With respect to derivatives, the proposed amendments will require investors to include equity derivative positions that are substantially equivalent in economic terms to conventional equity holdings in calculating their ownership levels. These so-called “equity equivalent derivatives” will be considered substantially equivalent to conventional equity holdings if the market participant taking the short position on the derivative could substantially hedge 90% or more of its obligations by holding a specified number of reference shares. Total return swaps, contracts for difference, and similar derivative instruments will be captured by the definition of “designated derivatives”.

With respect to securities lending arrangements, whereby securities are temporarily transferred from one party to another in exchange for a fee, the CSA has taken the view that it is not necessary to amend the existing early warning reporting disclosure trigger because existing disclosure requirements already apply to both borrowers and lenders in such transactions. An exemption will be provided for “prescribed securities lending arrangements”, which will include an unrestricted ability by the lender to recall all securities under agreement prior to the record date for a meeting or require the borrower to vote at the direction of the lender.

Disclosure Obligations

Prescribed disclosure must be made in connection with the filing of an early warning report, including disclosing the purpose of the transaction and any future intention to acquire ownership or control over securities.
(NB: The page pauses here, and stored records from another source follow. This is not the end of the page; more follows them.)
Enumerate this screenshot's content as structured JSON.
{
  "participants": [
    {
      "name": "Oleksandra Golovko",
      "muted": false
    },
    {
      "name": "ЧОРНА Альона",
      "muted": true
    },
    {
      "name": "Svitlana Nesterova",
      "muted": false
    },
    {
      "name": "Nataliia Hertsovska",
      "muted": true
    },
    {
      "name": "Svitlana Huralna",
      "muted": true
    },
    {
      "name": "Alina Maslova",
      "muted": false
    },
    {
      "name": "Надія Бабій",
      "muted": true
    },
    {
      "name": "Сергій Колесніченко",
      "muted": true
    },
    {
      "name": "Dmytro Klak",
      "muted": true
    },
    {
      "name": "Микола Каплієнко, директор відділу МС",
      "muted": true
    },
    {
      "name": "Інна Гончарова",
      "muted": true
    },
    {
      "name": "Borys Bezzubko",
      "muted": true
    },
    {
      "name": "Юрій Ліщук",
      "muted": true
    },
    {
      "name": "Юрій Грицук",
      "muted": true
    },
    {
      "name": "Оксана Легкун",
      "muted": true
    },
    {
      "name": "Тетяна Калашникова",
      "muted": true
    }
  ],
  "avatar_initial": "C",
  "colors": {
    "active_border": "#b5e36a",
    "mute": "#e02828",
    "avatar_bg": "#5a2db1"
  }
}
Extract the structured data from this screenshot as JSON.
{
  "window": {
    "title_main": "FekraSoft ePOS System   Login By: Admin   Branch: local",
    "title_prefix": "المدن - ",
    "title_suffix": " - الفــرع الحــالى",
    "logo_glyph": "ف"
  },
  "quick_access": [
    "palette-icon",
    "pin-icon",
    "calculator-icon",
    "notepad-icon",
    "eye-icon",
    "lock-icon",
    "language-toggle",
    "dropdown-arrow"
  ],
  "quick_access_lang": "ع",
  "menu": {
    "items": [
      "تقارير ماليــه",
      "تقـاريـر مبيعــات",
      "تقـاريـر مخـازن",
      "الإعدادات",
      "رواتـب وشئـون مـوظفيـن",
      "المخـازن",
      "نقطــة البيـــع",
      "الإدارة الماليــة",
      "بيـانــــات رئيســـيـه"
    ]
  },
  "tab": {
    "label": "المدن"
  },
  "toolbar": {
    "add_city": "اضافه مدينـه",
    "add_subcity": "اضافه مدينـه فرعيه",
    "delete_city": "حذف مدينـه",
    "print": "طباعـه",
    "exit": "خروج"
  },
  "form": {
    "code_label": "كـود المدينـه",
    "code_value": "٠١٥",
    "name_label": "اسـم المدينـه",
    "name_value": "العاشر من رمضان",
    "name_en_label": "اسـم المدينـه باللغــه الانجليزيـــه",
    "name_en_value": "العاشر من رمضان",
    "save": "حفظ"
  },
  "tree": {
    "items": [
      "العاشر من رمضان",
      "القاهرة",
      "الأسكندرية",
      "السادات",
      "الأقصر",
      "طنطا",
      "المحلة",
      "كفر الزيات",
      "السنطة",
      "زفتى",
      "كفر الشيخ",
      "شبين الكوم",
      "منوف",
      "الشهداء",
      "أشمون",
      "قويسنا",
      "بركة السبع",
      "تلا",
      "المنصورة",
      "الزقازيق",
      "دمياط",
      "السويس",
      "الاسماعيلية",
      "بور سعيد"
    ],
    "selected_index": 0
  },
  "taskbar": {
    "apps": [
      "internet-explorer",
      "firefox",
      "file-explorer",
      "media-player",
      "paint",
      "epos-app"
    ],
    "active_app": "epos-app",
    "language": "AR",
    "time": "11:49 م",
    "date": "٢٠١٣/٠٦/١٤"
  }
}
The proposed amendments will require additional disclosure regarding the purpose of the transaction and future intentions to acquire securities, and descriptions of any agreements with respect to securities and voting. These additional disclosure requirements are aimed in particular at requiring investors to provide more detailed and customized disclosure regarding the intentions of the person acquiring securities and the purpose of the acquisition, the CSA noting that currently this disclosure often consists of boilerplate language that in their view provides little useful information for the market.

 

Conclusion

If adopted, the proposed amendments will result in a significant increase in the transparency of the Canadian disclosure regime applicable to securities ownership positions.  Reducing the reportable ownership threshold from 10% to 5% will help to harmonize the Canadian reporting requirements with those of other jurisdictions, and provide investors with an earlier “early warning” about accumulations of ownership positions by acquirors reporting under the conventional early warning system.  The addition of a disqualification from the AMR system tied to an intention to solicit proxies should also result in earlier disclosure of the ownership positions and intentions of activist EIIs in some cases.  Although the proposed amendments will not necessarily resolve all of the concerns that have been expressed regarding the current AMR regime, the CSA has stated that it will be considering more comprehensive changes to the AMR regime as part of a future review.